Frequency Permutation Subsets for Joint Radar and Communication

TL;DR

This paper introduces a novel subset selection and encoding approach for frequency permutation waveforms in joint radar and communication systems, enhancing error rates and target detection accuracy.

Contribution

It proposes new subset selection methods, an efficient encoding scheme, and analysis techniques to improve both communication reliability and radar sensing performance.

Findings

Improved block error rate with subset selection methods

Enhanced radar target detection accuracy through ambiguity function analysis

Reduced sidelobe levels using Costas array properties

Abstract

This paper focuses on waveform design for joint radar and communication systems and presents a new subset selection process to improve the communication error rate performance and global accuracy of radar sensing of the random stepped frequency permutation waveform. An optimal communication receiver based on integer programming is proposed to handle any subset of permutations followed by a more efficient sub-optimal receiver based on the Hungarian algorithm. Considering optimum maximum likelihood detection, the block error rate is analyzed under both additive white Gaussian noise and correlated Rician fading.

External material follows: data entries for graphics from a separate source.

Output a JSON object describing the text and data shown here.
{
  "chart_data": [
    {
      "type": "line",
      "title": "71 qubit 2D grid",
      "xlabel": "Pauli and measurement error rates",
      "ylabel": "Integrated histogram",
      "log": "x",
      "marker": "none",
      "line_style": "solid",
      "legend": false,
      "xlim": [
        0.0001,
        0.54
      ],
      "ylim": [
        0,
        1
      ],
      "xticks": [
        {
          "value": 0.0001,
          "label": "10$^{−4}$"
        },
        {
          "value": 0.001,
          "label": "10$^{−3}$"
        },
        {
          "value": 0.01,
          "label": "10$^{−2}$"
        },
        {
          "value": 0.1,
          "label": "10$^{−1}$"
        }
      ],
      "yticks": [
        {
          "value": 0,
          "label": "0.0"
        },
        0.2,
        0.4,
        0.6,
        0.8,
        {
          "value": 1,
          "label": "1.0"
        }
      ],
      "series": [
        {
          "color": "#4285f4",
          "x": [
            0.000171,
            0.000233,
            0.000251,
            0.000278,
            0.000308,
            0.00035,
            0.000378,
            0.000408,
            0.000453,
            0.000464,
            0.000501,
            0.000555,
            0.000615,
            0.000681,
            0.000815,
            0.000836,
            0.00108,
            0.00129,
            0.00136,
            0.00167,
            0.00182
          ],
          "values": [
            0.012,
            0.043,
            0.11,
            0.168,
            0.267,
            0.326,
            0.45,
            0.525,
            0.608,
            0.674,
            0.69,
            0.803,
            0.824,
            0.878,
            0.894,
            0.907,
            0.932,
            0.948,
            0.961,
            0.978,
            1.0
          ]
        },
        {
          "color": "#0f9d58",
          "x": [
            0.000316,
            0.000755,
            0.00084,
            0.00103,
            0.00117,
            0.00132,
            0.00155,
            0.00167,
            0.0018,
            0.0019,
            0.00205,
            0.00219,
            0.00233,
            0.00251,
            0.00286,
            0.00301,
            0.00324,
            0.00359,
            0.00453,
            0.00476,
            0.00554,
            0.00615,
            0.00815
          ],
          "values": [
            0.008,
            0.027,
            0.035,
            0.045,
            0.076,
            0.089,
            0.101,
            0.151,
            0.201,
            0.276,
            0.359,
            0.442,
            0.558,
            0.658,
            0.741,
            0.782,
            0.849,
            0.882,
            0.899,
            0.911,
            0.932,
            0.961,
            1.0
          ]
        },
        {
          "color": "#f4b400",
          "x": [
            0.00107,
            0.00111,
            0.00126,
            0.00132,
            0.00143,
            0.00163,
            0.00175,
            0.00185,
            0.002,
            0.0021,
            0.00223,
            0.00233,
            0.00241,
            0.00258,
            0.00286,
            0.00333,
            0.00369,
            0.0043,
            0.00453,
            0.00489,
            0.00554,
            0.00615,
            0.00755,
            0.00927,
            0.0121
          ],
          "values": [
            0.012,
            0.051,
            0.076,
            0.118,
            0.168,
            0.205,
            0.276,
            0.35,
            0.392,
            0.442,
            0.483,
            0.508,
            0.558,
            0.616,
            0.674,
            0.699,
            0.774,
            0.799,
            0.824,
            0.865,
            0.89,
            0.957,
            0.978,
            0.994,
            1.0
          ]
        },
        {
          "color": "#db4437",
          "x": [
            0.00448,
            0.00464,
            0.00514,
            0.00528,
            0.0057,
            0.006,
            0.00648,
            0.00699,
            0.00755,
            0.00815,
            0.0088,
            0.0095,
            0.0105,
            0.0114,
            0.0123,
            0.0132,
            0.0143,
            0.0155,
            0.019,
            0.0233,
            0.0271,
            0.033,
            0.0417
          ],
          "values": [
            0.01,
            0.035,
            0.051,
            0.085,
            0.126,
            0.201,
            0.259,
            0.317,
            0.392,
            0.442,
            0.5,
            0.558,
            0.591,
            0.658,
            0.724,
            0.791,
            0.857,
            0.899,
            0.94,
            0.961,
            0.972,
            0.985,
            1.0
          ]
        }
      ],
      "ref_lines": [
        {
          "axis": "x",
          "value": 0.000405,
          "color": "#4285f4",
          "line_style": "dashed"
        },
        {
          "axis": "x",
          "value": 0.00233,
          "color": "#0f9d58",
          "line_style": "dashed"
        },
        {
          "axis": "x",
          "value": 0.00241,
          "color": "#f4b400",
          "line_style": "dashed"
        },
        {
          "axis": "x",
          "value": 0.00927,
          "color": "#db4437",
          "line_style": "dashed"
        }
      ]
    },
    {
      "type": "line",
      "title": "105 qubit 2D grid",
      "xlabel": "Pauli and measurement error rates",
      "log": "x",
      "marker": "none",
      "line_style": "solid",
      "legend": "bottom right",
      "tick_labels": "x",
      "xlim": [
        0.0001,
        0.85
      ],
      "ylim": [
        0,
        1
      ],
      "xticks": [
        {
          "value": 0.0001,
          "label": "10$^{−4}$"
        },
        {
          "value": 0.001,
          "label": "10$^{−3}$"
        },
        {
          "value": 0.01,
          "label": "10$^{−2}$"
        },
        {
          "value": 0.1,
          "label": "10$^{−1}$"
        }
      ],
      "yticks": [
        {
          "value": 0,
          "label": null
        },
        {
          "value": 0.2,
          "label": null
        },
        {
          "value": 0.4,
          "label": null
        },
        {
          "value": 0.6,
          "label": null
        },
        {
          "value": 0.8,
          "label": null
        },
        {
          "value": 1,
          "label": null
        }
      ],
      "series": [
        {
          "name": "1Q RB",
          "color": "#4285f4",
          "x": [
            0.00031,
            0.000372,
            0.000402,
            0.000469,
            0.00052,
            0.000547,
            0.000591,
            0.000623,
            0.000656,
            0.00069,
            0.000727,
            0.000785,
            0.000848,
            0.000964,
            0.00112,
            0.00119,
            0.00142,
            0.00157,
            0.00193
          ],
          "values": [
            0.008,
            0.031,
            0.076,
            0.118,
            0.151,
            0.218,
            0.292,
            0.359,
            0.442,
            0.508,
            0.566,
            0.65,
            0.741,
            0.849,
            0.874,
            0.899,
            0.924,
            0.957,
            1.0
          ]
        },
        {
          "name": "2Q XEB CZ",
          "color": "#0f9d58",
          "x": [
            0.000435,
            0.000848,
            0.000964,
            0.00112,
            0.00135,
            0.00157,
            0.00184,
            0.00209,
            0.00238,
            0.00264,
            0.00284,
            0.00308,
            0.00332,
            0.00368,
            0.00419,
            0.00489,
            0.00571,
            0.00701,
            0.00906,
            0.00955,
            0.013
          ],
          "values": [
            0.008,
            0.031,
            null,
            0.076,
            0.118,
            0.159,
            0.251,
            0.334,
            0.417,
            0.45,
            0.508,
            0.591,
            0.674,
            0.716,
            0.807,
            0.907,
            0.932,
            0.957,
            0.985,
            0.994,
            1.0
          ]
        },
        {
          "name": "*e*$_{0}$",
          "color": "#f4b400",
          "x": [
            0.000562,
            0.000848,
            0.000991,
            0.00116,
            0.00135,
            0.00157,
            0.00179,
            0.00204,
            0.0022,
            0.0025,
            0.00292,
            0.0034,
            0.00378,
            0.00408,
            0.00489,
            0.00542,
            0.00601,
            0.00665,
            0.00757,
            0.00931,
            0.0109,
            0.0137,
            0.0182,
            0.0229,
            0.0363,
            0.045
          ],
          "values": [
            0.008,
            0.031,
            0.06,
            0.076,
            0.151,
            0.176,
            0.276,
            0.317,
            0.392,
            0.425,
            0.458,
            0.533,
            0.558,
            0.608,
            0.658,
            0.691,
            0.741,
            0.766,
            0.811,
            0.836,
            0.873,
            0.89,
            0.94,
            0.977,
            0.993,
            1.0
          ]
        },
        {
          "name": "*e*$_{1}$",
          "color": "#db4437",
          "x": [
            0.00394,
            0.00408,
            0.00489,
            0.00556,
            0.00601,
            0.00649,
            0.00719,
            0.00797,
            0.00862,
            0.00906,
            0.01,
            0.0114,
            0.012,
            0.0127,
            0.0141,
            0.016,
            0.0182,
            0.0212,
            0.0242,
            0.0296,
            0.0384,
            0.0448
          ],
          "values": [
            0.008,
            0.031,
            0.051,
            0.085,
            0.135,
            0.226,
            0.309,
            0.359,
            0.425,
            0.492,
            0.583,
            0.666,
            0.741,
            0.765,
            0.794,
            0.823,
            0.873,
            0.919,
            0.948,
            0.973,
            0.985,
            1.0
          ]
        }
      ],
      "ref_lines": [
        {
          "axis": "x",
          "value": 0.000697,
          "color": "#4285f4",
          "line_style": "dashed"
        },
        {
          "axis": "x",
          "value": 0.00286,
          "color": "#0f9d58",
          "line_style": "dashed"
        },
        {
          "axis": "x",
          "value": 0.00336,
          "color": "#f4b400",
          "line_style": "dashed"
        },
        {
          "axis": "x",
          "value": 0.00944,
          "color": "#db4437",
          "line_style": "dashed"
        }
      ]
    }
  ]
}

We propose two methods to select a permutation subset with an improved block error rate and an efficient encoding scheme to map the information symbols to selected permutations under these subsets. From the radar perspective, the ambiguity function is analyzed with regards to the local and the global accuracy of target detection. Furthermore, a subset selection method to reduce the maximum sidelobe height is proposed by extending the properties of Costas arrays. Finally, the process of remapping the frequency tones to the symbol set used to generate permutations is introduced as a method to improve both the communication and radar performances of the selected permutation subset.